И слишком мало шансов будет унести оттуда ноги.
— Мне без разницы, как он умрет. Если решат, что это сделано по моему приказу, буду только рад. Сторонники Карла Бургундского должны знать, что я найду их везде. Нельзя допустить, чтобы хоть один злодей избежал наказания! — отчеканил король. — Пристроить в купеческий обоз не смогу, но дам письмо к графу Неверскому. Он — мой союзник, всегда поможет, — продолжил Людовик Французский и закончил с язвинкой: — Если ты не знаешь, я сейчас воюю с Карлом Бургундским.
— Слышал краем уха, — улыбнувшись, признался я. — Даже собирался набрать руту и поступить к вам на службу, но денег не хватало. Теперь они есть.
— Обойдусь и без твоей руты. Наемники мне не нужны, — отмахнулся Людовик Французский. — Если убьёшь Пьера де Бофремона, больше пользы принесешь, — и отпустил меня: — Подожди в приёмной.
Когда я шел к двери, услышал, как он приказал Жану Дайону:
— Выпишу ему подорожную до Невера и дай двадцать экю на расходы и сотню аванса.
В приемной у окна те же три типа играли в карты. Что за игра, я понять не смог. Да и карты были странные, не разделенные напополам и красиво разрисованные. Тот игрок, возле которого я остановился, чтобы понаблюдать за игрой, покосился на меня и наклонил свои карты так, чтобы я не видел, что у него на руках. Я не стал его напрягать, перешел в другой конец комнаты, где присел на что-то типа короткой кушетки с кожаным сиденьем, набитым чем-то помягче конского волоса.
Сеньор дю Люд вышел минут через десять. Он отдал мне темно-зеленый стеклянный флакончик с жидкостью, заткнутый пробкой из пробкового дерева, охранную грамоту и мешок с монетами:
— Сотня экю в счет аванса.
— А куда делись двадцать на дорожные расходы? — поинтересовался я.

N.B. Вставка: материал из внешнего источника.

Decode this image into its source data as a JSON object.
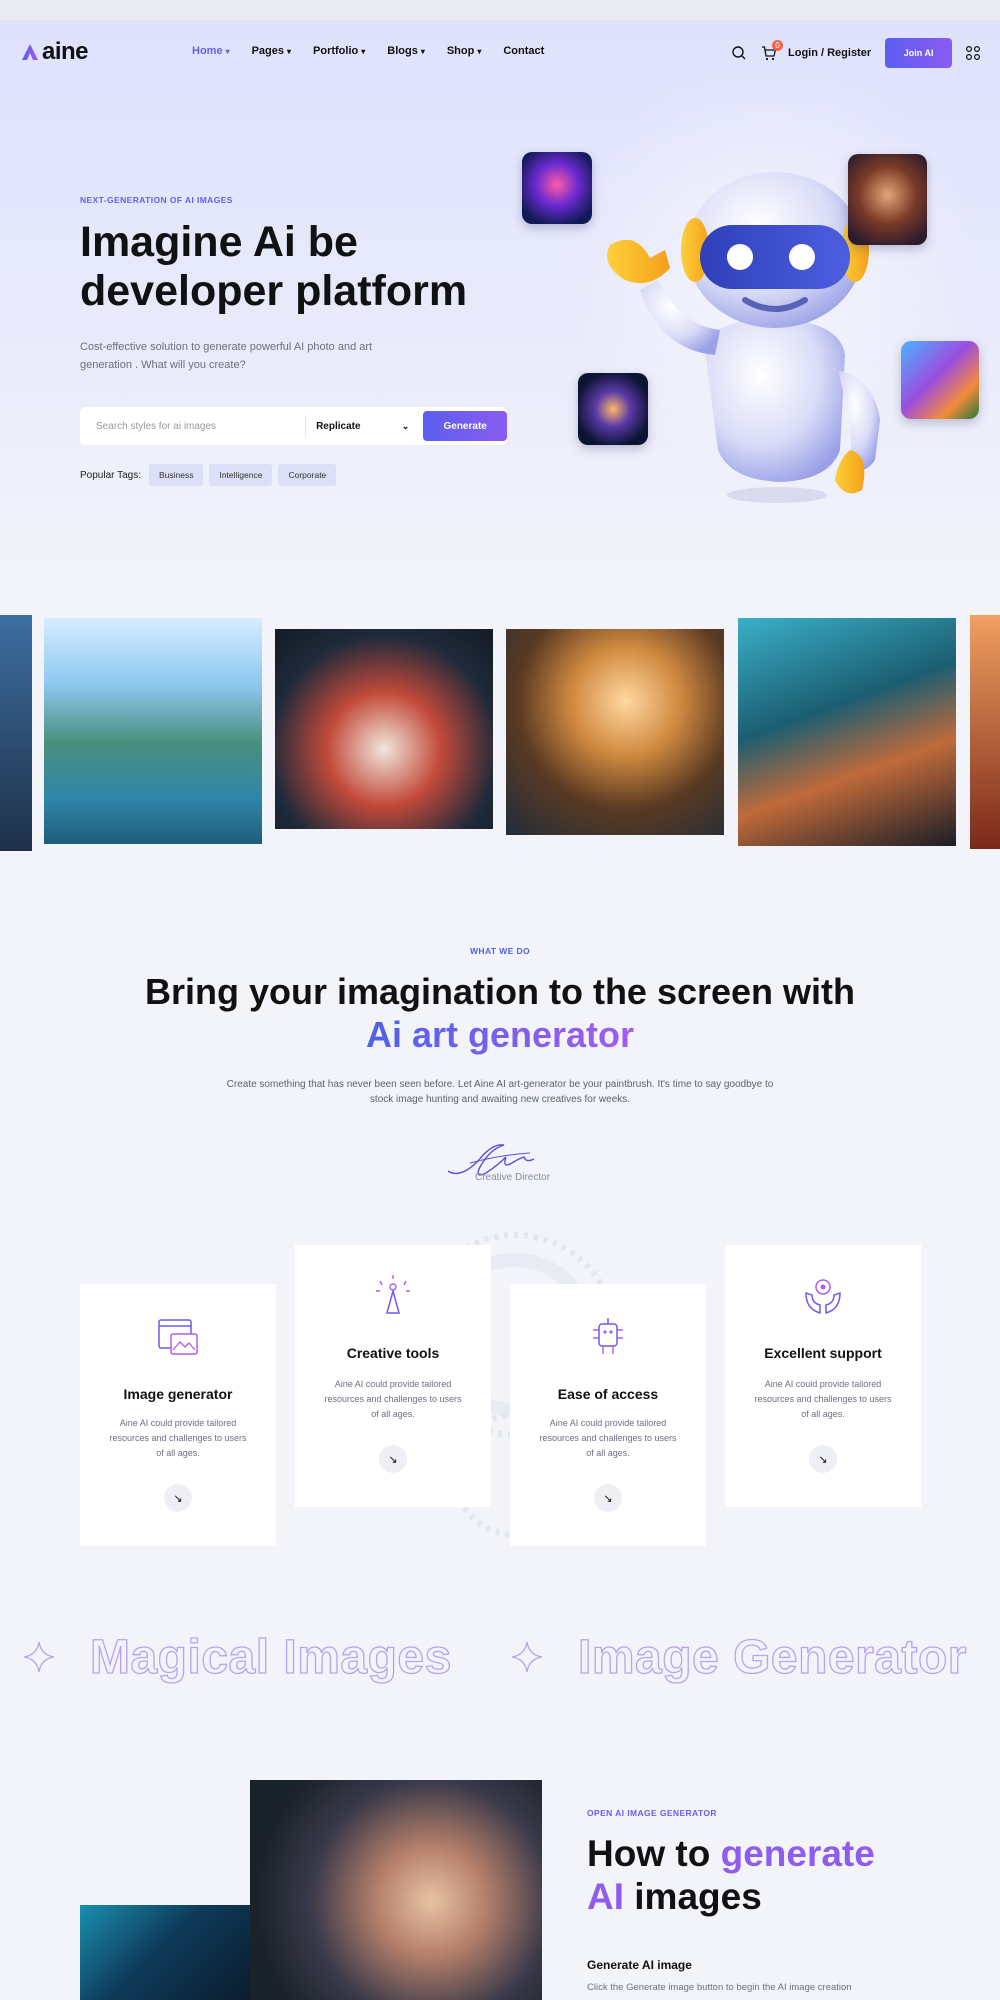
{
  "brand": {
    "name": "aine",
    "accent": "#6b5cf2",
    "gradient_start": "#5b5ef0",
    "gradient_end": "#8a5cf0"
  },
  "nav": {
    "items": [
      {
        "label": "Home",
        "dropdown": true,
        "active": true
      },
      {
        "label": "Pages",
        "dropdown": true,
        "active": false
      },
      {
        "label": "Portfolio",
        "dropdown": true,
        "active": false
      },
      {
        "label": "Blogs",
        "dropdown": true,
        "active": false
      },
      {
        "label": "Shop",
        "dropdown": true,
        "active": false
      },
      {
        "label": "Contact",
        "dropdown": false,
        "active": false
      }
    ],
    "cart_count": "0",
    "login_label": "Login / Register",
    "join_label": "Join AI",
    "icons": [
      "search-icon",
      "cart-icon",
      "apps-grid-icon"
    ]
  },
  "hero": {
    "eyebrow": "NEXT-GENERATION OF AI IMAGES",
    "title": "Imagine Ai be developer platform",
    "subtitle": "Cost-effective solution to generate powerful AI photo and art generation . What will you create?",
    "search_placeholder": "Search styles for ai images",
    "select_value": "Replicate",
    "generate_label": "Generate",
    "popular_label": "Popular Tags:",
    "tags": [
      "Business",
      "Intelligence",
      "Corporate"
    ]
  },
  "what_we_do": {
    "eyebrow": "WHAT WE DO",
    "title_plain": "Bring your imagination to the screen with",
    "title_accent": "Ai art generator",
    "subtitle": "Create something that has never been seen before. Let Aine AI art-generator be your paintbrush. It's time to say goodbye to stock image hunting and awaiting new creatives for weeks.",
    "signature_role": "Creative Director",
    "cards": [
      {
        "title": "Image generator",
        "text": "Aine AI could provide tailored resources and challenges to users of all ages.",
        "icon": "image-generator-icon"
      },
      {
        "title": "Creative tools",
        "text": "Aine AI could provide tailored resources and challenges to users of all ages.",
        "icon": "creative-tools-icon"
      },
      {
        "title": "Ease of access",
        "text": "Aine AI could provide tailored resources and challenges to users of all ages.",
        "icon": "ease-of-access-icon"
      },
      {
        "title": "Excellent support",
        "text": "Aine AI could provide tailored resources and challenges to users of all ages.",
        "icon": "support-icon"
      }
    ]
  },
  "marquee": {
    "items": [
      "Magical Images",
      "Image Generator"
    ]
  },
  "howto": {
    "eyebrow": "OPEN AI IMAGE GENERATOR",
    "title_part1": "How to",
    "title_accent1": "generate",
    "title_accent2": "AI",
    "title_part2": "images",
    "step_title": "Generate AI image",
    "step_text": "Click the Generate image button to begin the AI image creation"
  }
}
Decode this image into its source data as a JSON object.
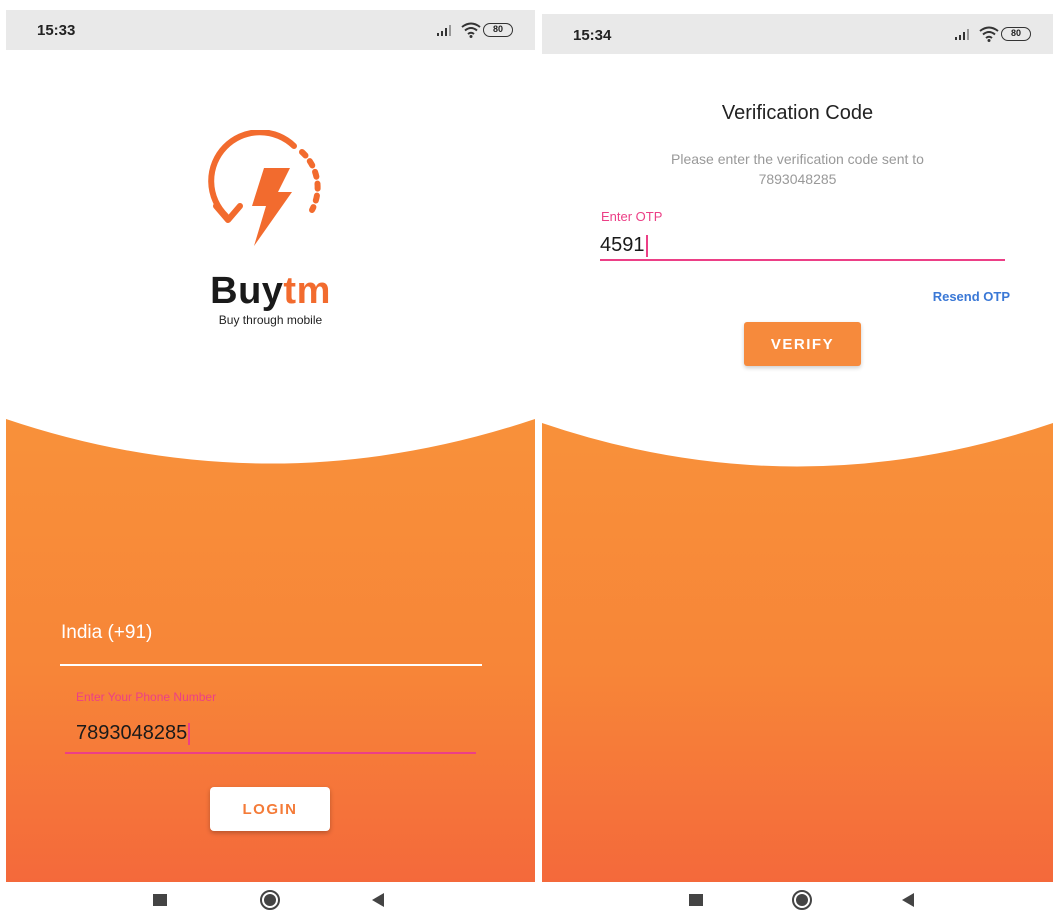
{
  "login_screen": {
    "status_time": "15:33",
    "battery": "80",
    "brand_part1": "Buy",
    "brand_part2": "tm",
    "tagline": "Buy through mobile",
    "country": "India (+91)",
    "phone_label": "Enter Your Phone Number",
    "phone_value": "7893048285",
    "login_label": "LOGIN"
  },
  "verify_screen": {
    "status_time": "15:34",
    "battery": "80",
    "title": "Verification Code",
    "subtitle_line1": "Please enter the verification code sent to",
    "subtitle_line2": "7893048285",
    "otp_label": "Enter OTP",
    "otp_value": "4591",
    "resend_label": "Resend OTP",
    "verify_label": "VERIFY"
  },
  "colors": {
    "accent_orange": "#f68a3c",
    "brand_orange": "#f26b2e",
    "field_pink": "#ec3f86",
    "link_blue": "#3a78d6"
  },
  "icons": [
    "signal-icon",
    "wifi-icon",
    "battery-icon",
    "buytm-logo-icon",
    "nav-recents-icon",
    "nav-home-icon",
    "nav-back-icon"
  ]
}
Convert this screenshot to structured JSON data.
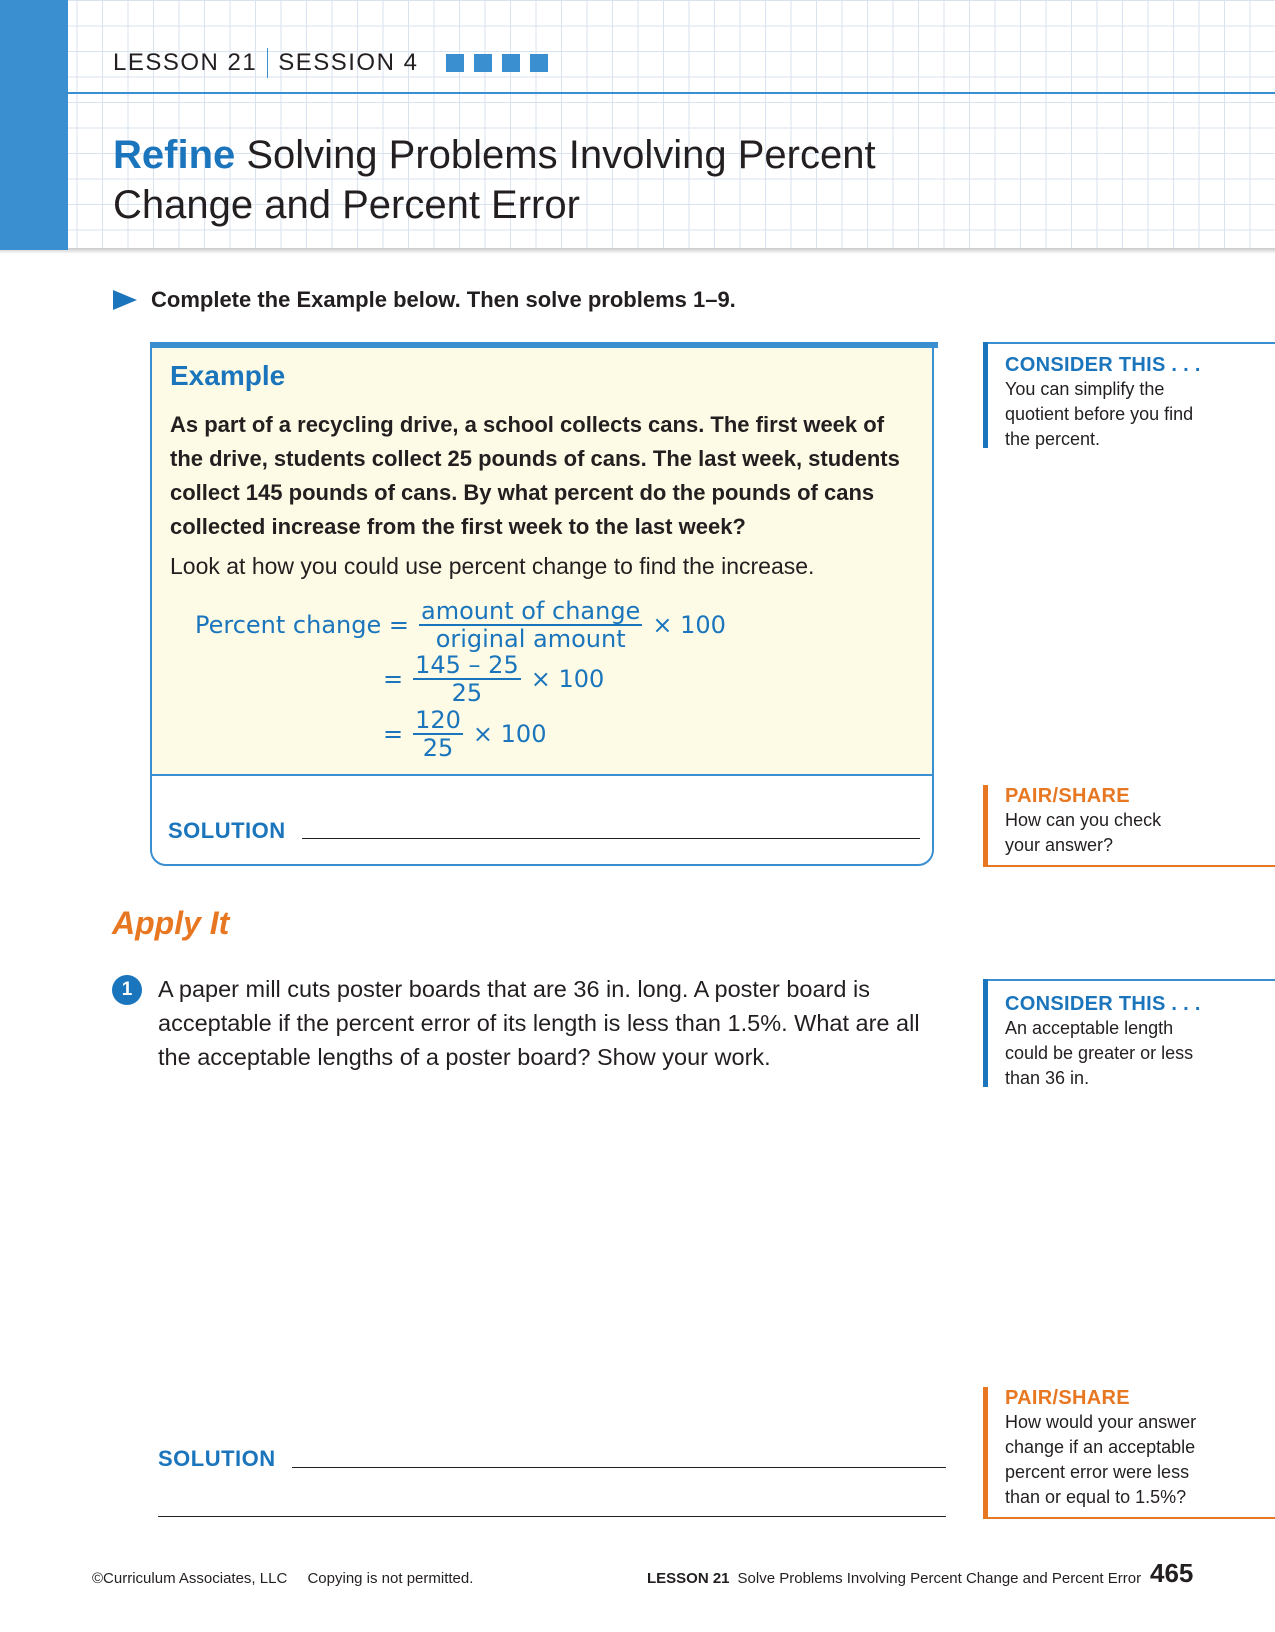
{
  "header": {
    "lesson": "LESSON 21",
    "session": "SESSION 4",
    "title_bold": "Refine",
    "title_rest": " Solving Problems Involving Percent Change and Percent Error"
  },
  "directive": "Complete the Example below. Then solve problems 1–9.",
  "example": {
    "heading": "Example",
    "problem": "As part of a recycling drive, a school collects cans. The first week of the drive, students collect 25 pounds of cans. The last week, students collect 145 pounds of cans. By what percent do the pounds of cans collected increase from the first week to the last week?",
    "look": "Look at how you could use percent change to find the increase.",
    "math": {
      "lhs": "Percent change =",
      "f1_num": "amount of change",
      "f1_den": "original amount",
      "times": "× 100",
      "eq": "=",
      "f2_num": "145 – 25",
      "f2_den": "25",
      "f3_num": "120",
      "f3_den": "25"
    },
    "solution_label": "SOLUTION"
  },
  "sidebars": {
    "consider1_title": "CONSIDER THIS . . .",
    "consider1_text": "You can simplify the quotient before you find the percent.",
    "pair1_title": "PAIR/SHARE",
    "pair1_text": "How can you check your answer?",
    "consider2_title": "CONSIDER THIS . . .",
    "consider2_text": "An acceptable length could be greater or less than 36 in.",
    "pair2_title": "PAIR/SHARE",
    "pair2_text": "How would your answer change if an acceptable percent error were less than or equal to 1.5%?"
  },
  "apply": {
    "heading": "Apply It",
    "q1_number": "1",
    "q1_text": "A paper mill cuts poster boards that are 36 in. long. A poster board is acceptable if the percent error of its length is less than 1.5%. What are all the acceptable lengths of a poster board?  Show your work.",
    "solution_label": "SOLUTION"
  },
  "footer": {
    "copyright": "©Curriculum Associates, LLC",
    "copying": "Copying is not permitted.",
    "lesson": "LESSON 21",
    "lesson_title": "Solve Problems Involving Percent Change and Percent Error",
    "page": "465"
  },
  "colors": {
    "blue": "#1b75bc",
    "light_blue": "#3a8fd1",
    "orange": "#e87722",
    "example_bg": "#fdfbe5"
  }
}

— Ты же говорил, что не забудешь, кто тебе помог устроиться на службу к королю! — обиженно произнес Жан Дайон. — Двадцать экю — не большая плата за такую услугу!
Мне рассказали, что король Людовик ненавидит знать и привечает презренных людишек, которые, в силу полной зависимости от него, становятся преданными ему до гробовой доски, своей или его. Уверен, что Жан Дайон — выходец из крестьян или бедных ремесленников. У таких на всю жизнь остается привычка воровать по мелочи. Что и губит их. Крестьянский сын Александр Меньшиков, став князем и одним из самых богатых людей Российской империи, погорел на том, что, случайно встретив в коридоре дворца маленького наследника короны, отнял у него золотую безделушку.
— Значит, ты оцениваешь спасение своей жизни всего в пять золотых?! — вспомнив, сколько он мне заплатил, насмешливо поинтересовался я.
— И еще конь, — приплюсовал сеньор дю Люд.
Его безграничная щедрость порадовала меня.
Лорен Алюэль ждал в трактире, потягивая вино и болтая с Розали. Совмещение двух приятных процессов не мешало ему получать удовольствие от обоих. За соседним столом сидели восемь паломников, которые приперлись сюда из Руана. Это мне сразу сообщила дочка трактирщика, подавая копченых угрей и жареную щуку со свежими огурцами. Сегодня постный день. Мы с Лореном с утра об этом не помнили. Мой кутильер на счет религии не шибко заморачивается. До атеизма он еще не дозрел, потому что образования не хватает, но о боге вспоминает только, когда запахнет жареным. По его словам, самые отъявленные богохульники учились в университете на теологическом факультете, а физики шли на втором месте.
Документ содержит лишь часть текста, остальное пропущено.